Fan Le’nin gözleri parladı, Ay Kıtasını çok ama çok çok sevdi. Güzel bayanlar bulutlar kadar yaygındı ve hepsi son derece kaliteliydi. Yağlı’nın bahar günleri geliyordu!
“Bailu Yi, Beyaz Geyik Enstitülerinin genç kuşaklardan en büyük Kutsal Yazıtçısı. Yalnızca üçüncü derece Yazıtları yazabilmekle kalmadı, ana hatların tümü kıyaslanamayacak kadar karmaşıktı. Ayrıca taliplerinin hepsi olağanüstü karakterlerdi, sizin hiç umudunuz yok,” diye açıkladı Leng Ning, Yağlı’nın gözlerindeki bakışı gördükten sonra alçak sesle.

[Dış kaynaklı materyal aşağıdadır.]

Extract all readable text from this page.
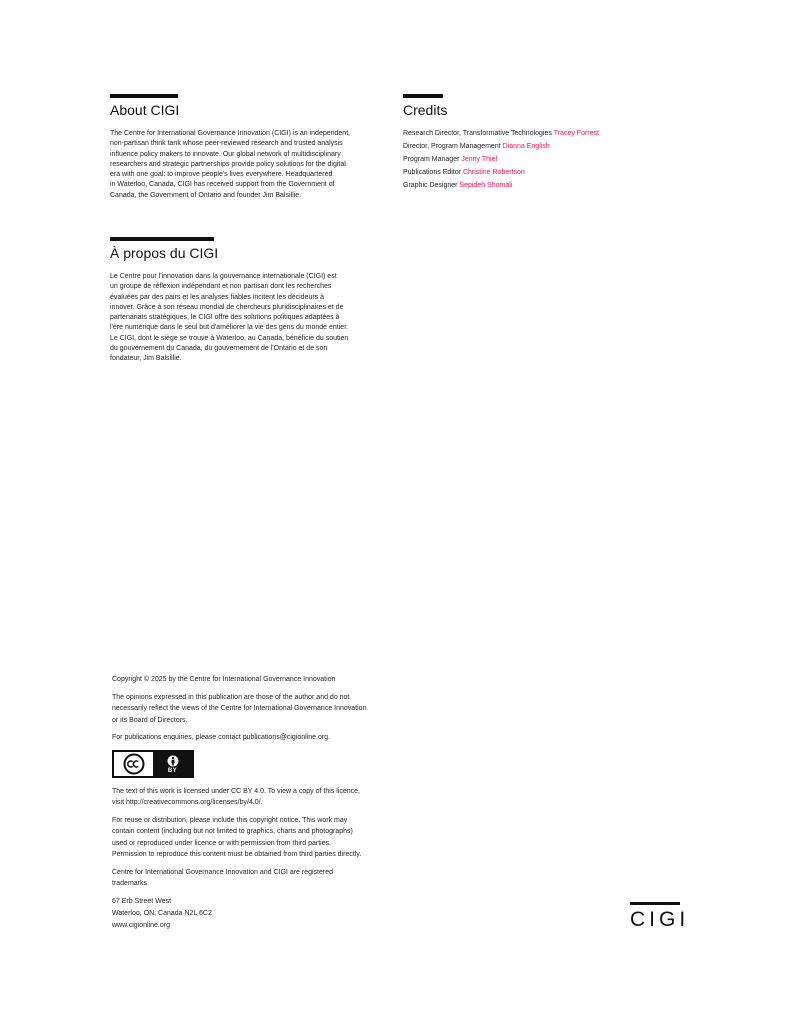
About CIGI

The Centre for International Governance Innovation (CIGI) is an independent,
non-partisan think tank whose peer-reviewed research and trusted analysis
influence policy makers to innovate. Our global network of multidisciplinary
researchers and strategic partnerships provide policy solutions for the digital
era with one goal: to improve people's lives everywhere. Headquartered
in Waterloo, Canada, CIGI has received support from the Government of
Canada, the Government of Ontario and founder Jim Balsillie.

À propos du CIGI

Le Centre pour l'innovation dans la gouvernance internationale (CIGI) est
un groupe de réflexion indépendant et non partisan dont les recherches
évaluées par des pairs et les analyses fiables incitent les décideurs à
innover. Grâce à son réseau mondial de chercheurs pluridisciplinaires et de
partenariats stratégiques, le CIGI offre des solutions politiques adaptées à
l'ère numérique dans le seul but d'améliorer la vie des gens du monde entier.
Le CIGI, dont le siège se trouve à Waterloo, au Canada, bénéficie du soutien
du gouvernement du Canada, du gouvernement de l'Ontario et de son
fondateur, Jim Balsillie.

Credits
Research Director, Transformative Technologies Tracey Forrest
Director, Program Management Dianna English
Program Manager Jenny Thiel
Publications Editor Christine Robertson
Graphic Designer Sepideh Shomali

Copyright © 2025 by the Centre for International Governance Innovation

The opinions expressed in this publication are those of the author and do not
necessarily reflect the views of the Centre for International Governance Innovation
or its Board of Directors.

For publications enquiries, please contact publications@cigionline.org.

BY

The text of this work is licensed under CC BY 4.0. To view a copy of this licence,
visit http://creativecommons.org/licenses/by/4.0/.

For reuse or distribution, please include this copyright notice. This work may
contain content (including but not limited to graphics, charts and photographs)
used or reproduced under licence or with permission from third parties.
Permission to reproduce this content must be obtained from third parties directly.

Centre for International Governance Innovation and CIGI are registered
trademarks.

67 Erb Street West

Waterloo, ON, Canada N2L 6C2

www.cigionline.org	CIGI
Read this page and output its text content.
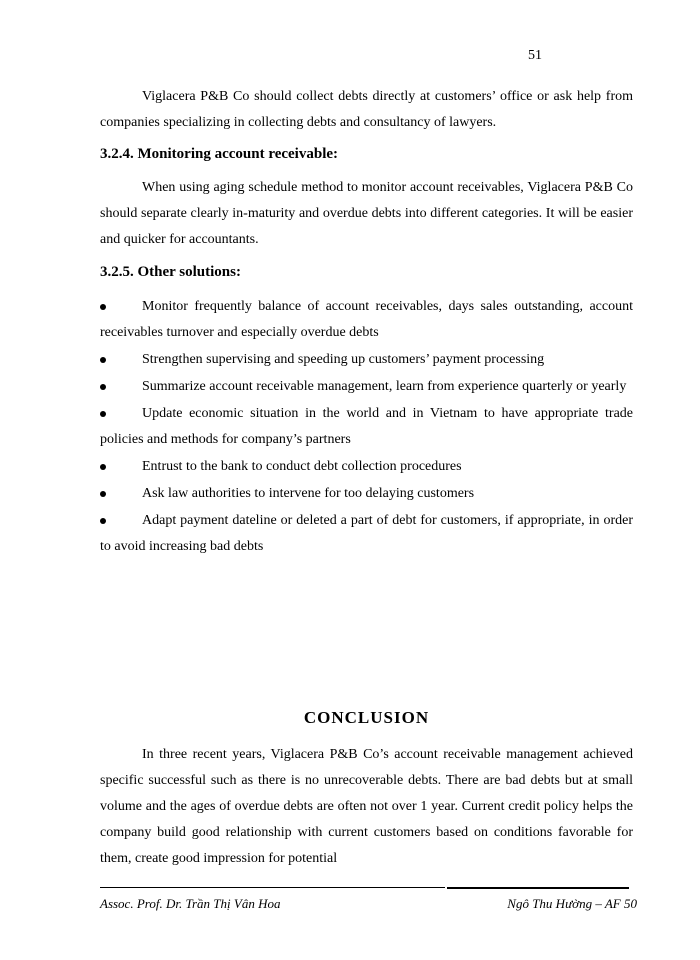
51

Viglacera P&B Co should collect debts directly at customers’ office or ask help from companies specializing in collecting debts and consultancy of lawyers.

3.2.4. Monitoring account receivable:

When using aging schedule method to monitor account receivables, Viglacera P&B Co should separate clearly in-maturity and overdue debts into different categories. It will be easier and quicker for accountants.

3.2.5. Other solutions:
Monitor frequently balance of account receivables, days sales outstanding, account receivables turnover and especially overdue debts
Strengthen supervising and speeding up customers’ payment processing
Summarize account receivable management, learn from experience quarterly or yearly
Update economic situation in the world and in Vietnam to have appropriate trade policies and methods for company’s partners
Entrust to the bank to conduct debt collection procedures
Ask law authorities to intervene for too delaying customers
Adapt payment dateline or deleted a part of debt for customers, if appropriate, in order to avoid increasing bad debts
CONCLUSION

In three recent years, Viglacera P&B Co’s account receivable management achieved specific successful such as there is no unrecoverable debts. There are bad debts but at small volume and the ages of overdue debts are often not over 1 year. Current credit policy helps the company build good relationship with current customers based on conditions favorable for them, create good impression for potential

Assoc. Prof. Dr. Trần Thị Vân Hoa	Ngô Thu Hường – AF 50
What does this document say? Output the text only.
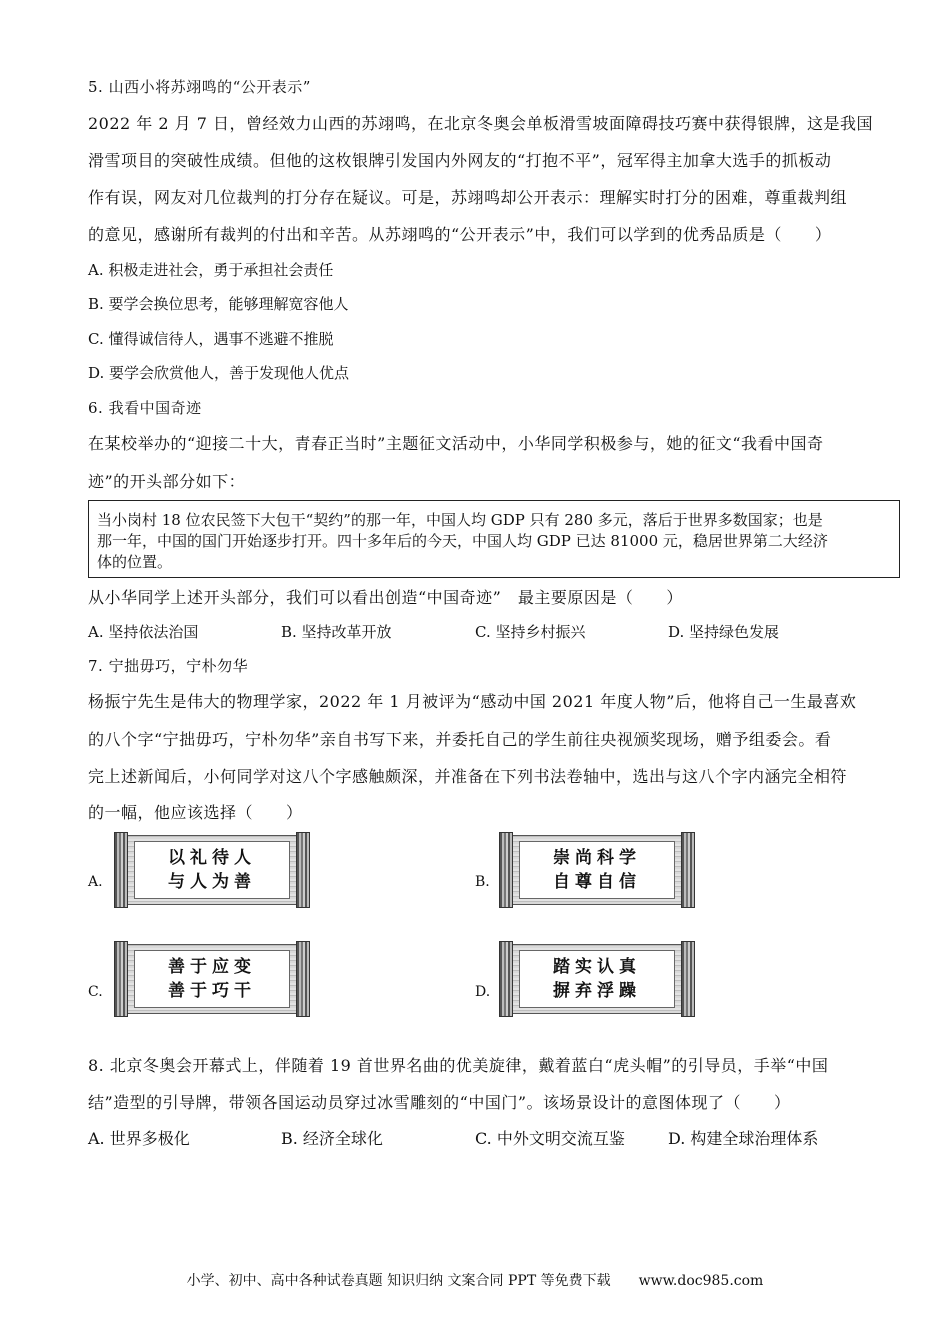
5. 山西小将苏翊鸣的“公开表示”
2022 年 2 月 7 日，曾经效力山西的苏翊鸣，在北京冬奥会单板滑雪坡面障碍技巧赛中获得银牌，这是我国
滑雪项目的突破性成绩。但他的这枚银牌引发国内外网友的“打抱不平”，冠军得主加拿大选手的抓板动
作有误，网友对几位裁判的打分存在疑议。可是，苏翊鸣却公开表示：理解实时打分的困难，尊重裁判组
的意见，感谢所有裁判的付出和辛苦。从苏翊鸣的“公开表示”中，我们可以学到的优秀品质是（　　）
A. 积极走进社会，勇于承担社会责任
B. 要学会换位思考，能够理解宽容他人
C. 懂得诚信待人，遇事不逃避不推脱
D. 要学会欣赏他人，善于发现他人优点
6. 我看中国奇迹
在某校举办的“迎接二十大，青春正当时”主题征文活动中，小华同学积极参与，她的征文“我看中国奇
迹”的开头部分如下：
当小岗村 18 位农民签下大包干“契约”的那一年，中国人均 GDP 只有 280 多元，落后于世界多数国家；也是
那一年，中国的国门开始逐步打开。四十多年后的今天，中国人均 GDP 已达 81000 元，稳居世界第二大经济
体的位置。
从小华同学上述开头部分，我们可以看出创造“中国奇迹”　最主要原因是（　　）
A. 坚持依法治国	B. 坚持改革开放	C. 坚持乡村振兴	D. 坚持绿色发展
7. 宁拙毋巧，宁朴勿华
杨振宁先生是伟大的物理学家，2022 年 1 月被评为“感动中国 2021 年度人物”后，他将自己一生最喜欢
的八个字“宁拙毋巧，宁朴勿华”亲自书写下来，并委托自己的学生前往央视颁奖现场，赠予组委会。看
完上述新闻后，小何同学对这八个字感触颇深，并准备在下列书法卷轴中，选出与这八个字内涵完全相符
的一幅，他应该选择（　　）
A.
以礼待人
与人为善	B.
崇尚科学
自尊自信
C.
善于应变
善于巧干	D.
踏实认真
摒弃浮躁
8. 北京冬奥会开幕式上，伴随着 19 首世界名曲的优美旋律，戴着蓝白“虎头帽”的引导员，手举“中国
结”造型的引导牌，带领各国运动员穿过冰雪雕刻的“中国门”。该场景设计的意图体现了（　　）
A. 世界多极化	B. 经济全球化	C. 中外文明交流互鉴	D. 构建全球治理体系
小学、初中、高中各种试卷真题 知识归纳 文案合同 PPT 等免费下载　　www.doc985.com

Qin Wentian, Bailu Yi’yi düşündü, gerçekten de çekicilik yayan bir kadındı ve sadece ona bakmak insanların onun görünüşünü unutamamasına neden olacaktı. Ve daha da şaşırtıcı olanı, bu kadar genç bir yaşta gerçekten üçüncü derece İlahi Yazıtlar yazabilmesiydi. Üçüncü derece Yazıtları anlamanın ve yazmanın ne kadar zor olduğunu kendisi biliyordu.
“Gerçekten fena değil,” Qin Wentian hafifçe yorum yaparak Leng Ning’in tamamen şaşkına dönmesine neden oldu. Üçüncü derece Yazıtları yazma yeteneği yalnızca ‘fena değil’ övgüsünü mü kazandı? O zaten bir ‘canavar’ olarak görülmeli.
Karşısındaki bu yakışıklı delikanlı, öyle düz bir yüzle övünüyordu ki, hiçbir utanma belirtisi yoktu. Sanki sözleri kesinlikle doğruydu ve doğaldı.